There are, what, 50 or 60 cars here? “Je ne sais pas,” replies the merry Frenchman, who at first sight appears to be closely related to Rumpelstiltskin – and who is absolutely crazy about cars. Just outside his patch of Provence sits a Mercedes Stricht Acht coupé that was probably parked there sometime in the 1970s and, by the look of it, hasn’t moved since. The once glamorous gold car shimmering in the sunlight has fallen prey to lichens and moss, but Gerard Gombert has no doubts, telling us – with unwavering conviction – that with just a little work it would be ready for a tour of Cannes. Bien sur, Monsieur Gombert!

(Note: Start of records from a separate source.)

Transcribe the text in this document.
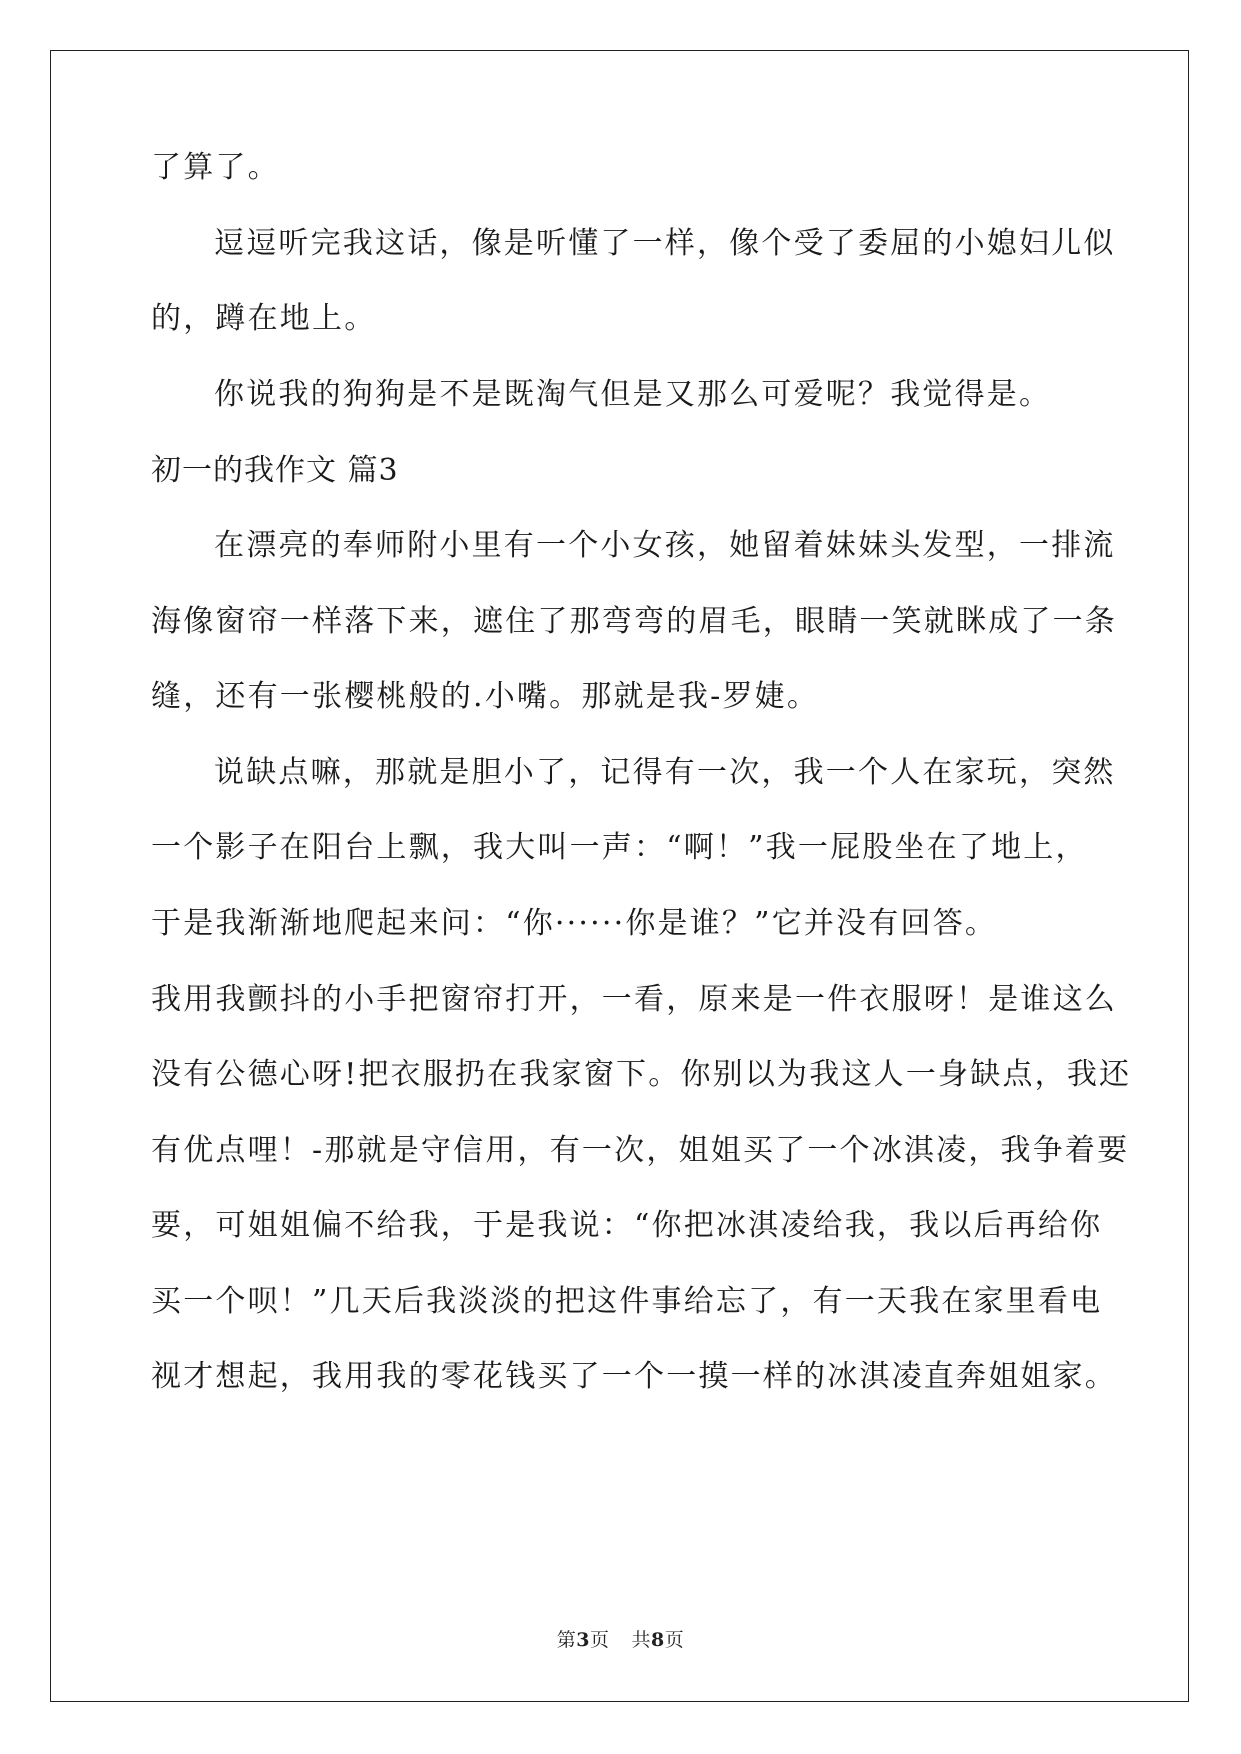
了算了。
逗逗听完我这话，像是听懂了一样，像个受了委屈的小媳妇儿似
的，蹲在地上。
你说我的狗狗是不是既淘气但是又那么可爱呢？我觉得是。
初一的我作文 篇3
在漂亮的奉师附小里有一个小女孩，她留着妹妹头发型，一排流
海像窗帘一样落下来，遮住了那弯弯的眉毛，眼睛一笑就眯成了一条
缝，还有一张樱桃般的.小嘴。那就是我-罗婕。
说缺点嘛，那就是胆小了，记得有一次，我一个人在家玩，突然
一个影子在阳台上飘，我大叫一声：“啊！”我一屁股坐在了地上，
于是我渐渐地爬起来问：“你······你是谁？”它并没有回答。
我用我颤抖的小手把窗帘打开，一看，原来是一件衣服呀！是谁这么
没有公德心呀!把衣服扔在我家窗下。你别以为我这人一身缺点，我还
有优点哩！-那就是守信用，有一次，姐姐买了一个冰淇凌，我争着要
要，可姐姐偏不给我，于是我说：“你把冰淇凌给我，我以后再给你
买一个呗！”几天后我淡淡的把这件事给忘了，有一天我在家里看电
视才想起，我用我的零花钱买了一个一摸一样的冰淇凌直奔姐姐家。
第3页 共8页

But when I see his entire ‘Villa Hacienda’, I am struck speechless. This is an open-air exhibition celebrating the history of the automotive industry: Citroen and Renault en masse, several BMW 02s, and a Mercedes-Benz W108 S-Class among the pine trees. There, a Mini Cooper, here a dozen Peugeot 504 coupés with Pininfarina bodies. A Lotus 30 slumbers in the soft light of Provence. And then there’s some seriously fast machinery, too: AC Cobra, Matra D’Jet, R8 Gordini, Lotus Esprit, Lotus Elite, Lotus Elan. And a Citroën DS? Yes – one, two, three, four! Gombert, in his plaid shirt, smiles gently, the wind blowing his white beard around his face. What a place.
In the strange-but-true world of Gerard Gombert, his friends call him ‘La Gombe’. La Gombe was once a rally driver and an automotive entrepreneur himself, driving Ferraris and Lamborghinis. Four decades ago, French beauties with oversized sunglasses sat in his passenger seat. In Nice, he ran the ‘Garage Gombert’ and he claims to have developed one of the first French plastic bodies for vehicles. “Oui oui. Entrepreneur La Gombe!”
Gerard Gombert, who twisted his knee a few days ago, hobbles further into his collection. Ah yes, the Alpines – slumbering, side by side… A106, A108, A110 and Renault Alpine 210. “I also have a Lamborghini!” Gerard exclaims. I nod, and watch him lift a sack to reveal a fairly well-preserved and apparently complete Lamborghini Miura V12 engine.
“Pompom, pompom!” With an abrupt change of subject, La Gombe seems to cry out in distress. But it’s nothing to worry about – Monsieur Gombert is simply calling to his donkey. “Eeyore! Eeyore!” the donkey replies at full volume. Which apparently means that he is hungry and is now ready to eat a sandwich.
As a small thank you, I offer to take La Gombe for a drive in a Rolls-Royce Ghost. The guardian of the French automotive industry is confused for a moment but, when he spots the great black vehicle, he is over the moon: “Sensational, magnifique, c’est extraordinaire!” – the words gush out of him. I open the car and La Gombe, visibly awed and brushing the dust off his shoes, takes his rightful place in the luxurious rear seat, just as it should be. I start the engine. The V12 carries us away, silent and powerful. And at last, La Gombe himself is finally stunned into silence.